Scott had swapped his lucrative job to start a sustainability consultancy and for a few years money was very tight. Yet when they compared household costs from their old and new lifestyles they found that even by shopping at farmers’ markets for much of their food they were saving 40 per cent of what they used to spend. For Bea the change in her life has been an “epiphany”, she says. “I want to pinch myself that I didn’t do it earlier but maybe if I had I wouldn’t appreciate it so much.

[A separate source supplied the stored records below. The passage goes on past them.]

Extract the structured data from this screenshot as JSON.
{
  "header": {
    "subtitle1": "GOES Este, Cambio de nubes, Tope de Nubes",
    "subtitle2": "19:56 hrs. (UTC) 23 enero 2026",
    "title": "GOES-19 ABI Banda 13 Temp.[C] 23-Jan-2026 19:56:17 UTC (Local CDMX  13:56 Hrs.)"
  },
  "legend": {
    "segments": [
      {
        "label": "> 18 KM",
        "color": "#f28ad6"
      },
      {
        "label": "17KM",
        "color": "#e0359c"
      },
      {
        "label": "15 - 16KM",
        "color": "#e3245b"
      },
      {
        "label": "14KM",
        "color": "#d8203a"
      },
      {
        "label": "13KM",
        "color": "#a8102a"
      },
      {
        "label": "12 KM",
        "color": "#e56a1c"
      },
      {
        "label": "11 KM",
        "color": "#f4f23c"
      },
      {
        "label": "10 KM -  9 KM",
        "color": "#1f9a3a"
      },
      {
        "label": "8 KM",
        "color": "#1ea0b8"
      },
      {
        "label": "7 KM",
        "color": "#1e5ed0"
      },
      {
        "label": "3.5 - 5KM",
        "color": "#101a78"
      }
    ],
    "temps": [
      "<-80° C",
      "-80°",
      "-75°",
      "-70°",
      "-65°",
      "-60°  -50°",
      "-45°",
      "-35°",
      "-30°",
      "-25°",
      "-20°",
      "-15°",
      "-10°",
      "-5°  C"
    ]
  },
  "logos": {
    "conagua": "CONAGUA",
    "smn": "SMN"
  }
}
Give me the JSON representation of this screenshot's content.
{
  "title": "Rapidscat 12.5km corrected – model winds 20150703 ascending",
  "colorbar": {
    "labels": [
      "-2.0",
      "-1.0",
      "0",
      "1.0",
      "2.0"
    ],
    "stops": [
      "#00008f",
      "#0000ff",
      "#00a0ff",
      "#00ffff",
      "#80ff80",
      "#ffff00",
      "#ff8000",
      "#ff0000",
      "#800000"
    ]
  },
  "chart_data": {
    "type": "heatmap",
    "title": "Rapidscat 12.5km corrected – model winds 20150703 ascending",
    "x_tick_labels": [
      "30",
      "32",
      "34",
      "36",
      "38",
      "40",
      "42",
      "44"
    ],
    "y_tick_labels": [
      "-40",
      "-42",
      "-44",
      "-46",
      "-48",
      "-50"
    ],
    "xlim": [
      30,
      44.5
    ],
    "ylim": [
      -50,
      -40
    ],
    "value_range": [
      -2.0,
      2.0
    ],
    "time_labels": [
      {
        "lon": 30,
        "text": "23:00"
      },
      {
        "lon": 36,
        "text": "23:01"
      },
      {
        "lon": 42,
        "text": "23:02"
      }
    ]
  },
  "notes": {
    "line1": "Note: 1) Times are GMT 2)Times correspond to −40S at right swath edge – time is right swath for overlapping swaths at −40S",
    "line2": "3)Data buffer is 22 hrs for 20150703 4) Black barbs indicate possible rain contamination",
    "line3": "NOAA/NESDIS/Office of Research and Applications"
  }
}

“I can’t predict the future. I can’t tell whether my kids will do zero waste or not. As a matter of fact, I expect them to live a very different lifestyle from mine, but then we always go back to our roots and we go back to what we’ve learnt when we’re little. What makes me feel comfortable is knowing that I am giving them the tools to live this way if they choose to later.

“As a matter of fact, I asked Leo not too long ago, ‘Do you think you’ll live a zero-waste lifestyle?’ He’s like, ‘I don’t know. One thing is for sure, I don’t want paper towels. What a waste of money that is.’ “
Zero Waste Home: The Ultimate Guide to Simplifying Your Life
by Bea Johnson is published by Penguin, 9.99

Bea Johnson’s ten rules of waste-saving

The zero in “zero waste” makes it sound scary and hard to achieve. It is actually not as hard as it seems if you follow these five Rs in order: refuse, reduce, re-use, recycle, rot.

Refuse
1 Fight junk mail. It’s not just a waste of resources, but also of time.
2 Turn down freebies from conferences, fairs and parties. Every time you take one, you create a demand to make more. Do you really need another “free” pen?

Reduce
3
Declutter your home and donate to your local charity shop. You’ll lighten your load and make precious resources available to those looking to buy secondhand.
4 Reduce your shopping trips and keep a shopping list. The less you bring home, the less waste you’ll have to deal with.

Re-use
5 Swap disposables for re-usables (start using handkerchiefs, refillable bottles, shopping totes, cloth napkins, rags, etc). You may find that you don’t miss your paper towels, but rather enjoy the savings.
6 Avoid grocery shopping waste: bring re-usable totes, cloth bags and jars (for wet items such as cheese and deli foods) to the store and farmers’ market.

Recycle
7
Know your council’s recycling policies and locations – but think of recycling as a last resort. Have you refused, reduced or re-used first? Question the need and life cycle of your purchases. Shopping is voting.
8 Buy primarily in bulk or secondhand, but if you must buy new, choose glass, metal or cardboard. Avoid plastic: much of it gets shipped across the world for recycling and often ends up in landfill (or worse, the ocean).

Rot
9 Find a compost system that works for your home and get to know what it will digest (tumble dryer lint, hair and nails are all compostable).
10
Turn your kitchen waste bin into one large compost receptacle. The bigger the compost receptacle, the more likely you’ll be to use it freely.